2. Summary/Bottom Lines:
  • Resident burnout papers -  Authors address how residents’ distress affects patient care & home life. Burnout has been associated with workplace stress, workload, environment, time constraints, inadequate sleep, & inadequate leisure time. Studies revealed that compared with faculty & medical students, residents demonstrated higher burnout scores & were found to score significantly lower in measures of exercise, sleep, seatbelt use, & overall wellness.
    The demands & stress of residency training have been linked to depression & suicide. Residents demonstrated a higher prevalence of depression compared to the general population. Additionally, Burn-out residents were found to be more likely to commit medical errors & provide suboptimal care.
  • "How's Work?" Editorial -  Author addresses the difficulty that physicians sometimes encounter when posed with a common every day question from people not in the medical field. The most common response given is a vague one, which serves to spare any details & shield others from the realities & demands of a physician’s work life.
3. Methods:
  • No methods were discussed
4. Limits:
  • No limitations were discussed
5. Additional Info:
  •  Efforts undertaken to address this issue have focused mostly of duty hour limitations. These measures have failed to demonstrate measurable benefit to patients or residents. Furthermore, duty hour reform has been found to a have a negative impact on education, residents’ training, as well as patient care.
    Resident wellness programs on the other hand may offer a better solution. RWPs implemented in various residency programs have employed active & passive strategies such as a confidential environment for meetings, gym access, resident retreats, social outings, mentoring, & charitable donations.

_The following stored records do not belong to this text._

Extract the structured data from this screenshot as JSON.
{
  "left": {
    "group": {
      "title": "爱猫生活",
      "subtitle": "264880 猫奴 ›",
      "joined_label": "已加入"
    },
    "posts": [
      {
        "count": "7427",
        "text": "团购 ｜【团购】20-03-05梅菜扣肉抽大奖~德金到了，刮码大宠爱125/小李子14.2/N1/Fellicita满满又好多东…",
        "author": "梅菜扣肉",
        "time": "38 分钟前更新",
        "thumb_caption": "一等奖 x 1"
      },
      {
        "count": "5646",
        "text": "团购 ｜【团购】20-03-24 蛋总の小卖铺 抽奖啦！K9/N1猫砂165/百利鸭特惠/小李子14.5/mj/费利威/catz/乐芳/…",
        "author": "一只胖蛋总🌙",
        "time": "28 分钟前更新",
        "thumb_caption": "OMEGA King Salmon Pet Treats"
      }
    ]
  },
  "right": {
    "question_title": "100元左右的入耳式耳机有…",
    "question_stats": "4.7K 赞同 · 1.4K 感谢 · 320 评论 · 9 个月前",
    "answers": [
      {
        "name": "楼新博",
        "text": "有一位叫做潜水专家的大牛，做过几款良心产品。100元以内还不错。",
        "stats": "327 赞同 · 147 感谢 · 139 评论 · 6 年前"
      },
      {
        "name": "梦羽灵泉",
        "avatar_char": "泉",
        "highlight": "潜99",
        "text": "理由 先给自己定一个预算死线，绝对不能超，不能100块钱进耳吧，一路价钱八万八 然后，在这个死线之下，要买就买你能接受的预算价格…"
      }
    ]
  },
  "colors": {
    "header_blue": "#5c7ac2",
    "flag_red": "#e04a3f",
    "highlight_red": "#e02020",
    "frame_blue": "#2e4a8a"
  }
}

Initial data demonstrated positive results & hold much promise in counteracting burnout; however, more research is required to amplify & confirm these results.

 

6. Author: Dr. Nadia Bakor

 

Topic 2 - Summary
1. Citation:
  • Does End Tidal CO2 Monitoring During Emergency Department Procedural Sedation and Analgesia With Propofol Decrease the Incidence of Hypoxic Events? A Randomized, Controlled Trial. 
2. Summary/Bottom Lines:
  • Summary – Capnography identifies respiratory depression earlier than clinical observation and earlier than oxygen saturation changes. The purpose of this study was to evaluate if capnography monitoring could decrease the incidence of hypoxia in procedural sedation with propofol. This study reduced hypoxia by 17%, increased early intervention to prevent progression to hypoxia and identified in advance all cases of hypoxia prior to onset.
3. Methods:
  • Methods – Patients were enrolled in consecutive fashion, were excluded if they had significant comorbidities which would affect oxygenation at baseline. The patients were randomized to a group where capnography was available to treating physicians and a group where capnography was recorded but the treating physicians were blinded. All patients received standard doses of pain meds and of propofol. All patients were monitored with standard equipment. Data was collected by research associates and physicians who were not involved in patient care. Prior to study blinding being broken the data was analyzed by 3 investigators and criteria for hypoxia was defined a priori. Patients were excluded if there was significant data loss.
4. Limits:
  • Limitations –  The main limitation was that the observed rate of hypoxia was high (32.5%).  This is likely due to SpO2 threshold for hypoxia being set at 93%.  The value for respiratory depression was also set at a level such to make the definition highly sensitive.  Obviously the study makers did so they could claim to identify “in advance all cases of hypoxia”.   The study refers other limitations but then spends more time refuting those limitations than actually candidly discussing their significance. 
5. Additional Info:
  • Additional information – While all agreed that this is a useful tool and we should learn how to use it, the point was made that authors of this study chose a low threshold or high number to identify hypoxia (<93%). Therefore they were categorizing more patients as becoming hypoxic and this made it easier to show difference because it made the patients at higher risk of having an outcome which they were interested in reducing. These “hypoxic events” of less than <93% may not have any clinical significance. However since identifying respiratory depression earlier rather than later is of benefit especially in those patients who have significant comorbidities, it was generally concluded that this is something we should be aware of and try to use. However it is important to note that they excluded some of these most high risk patients from the study.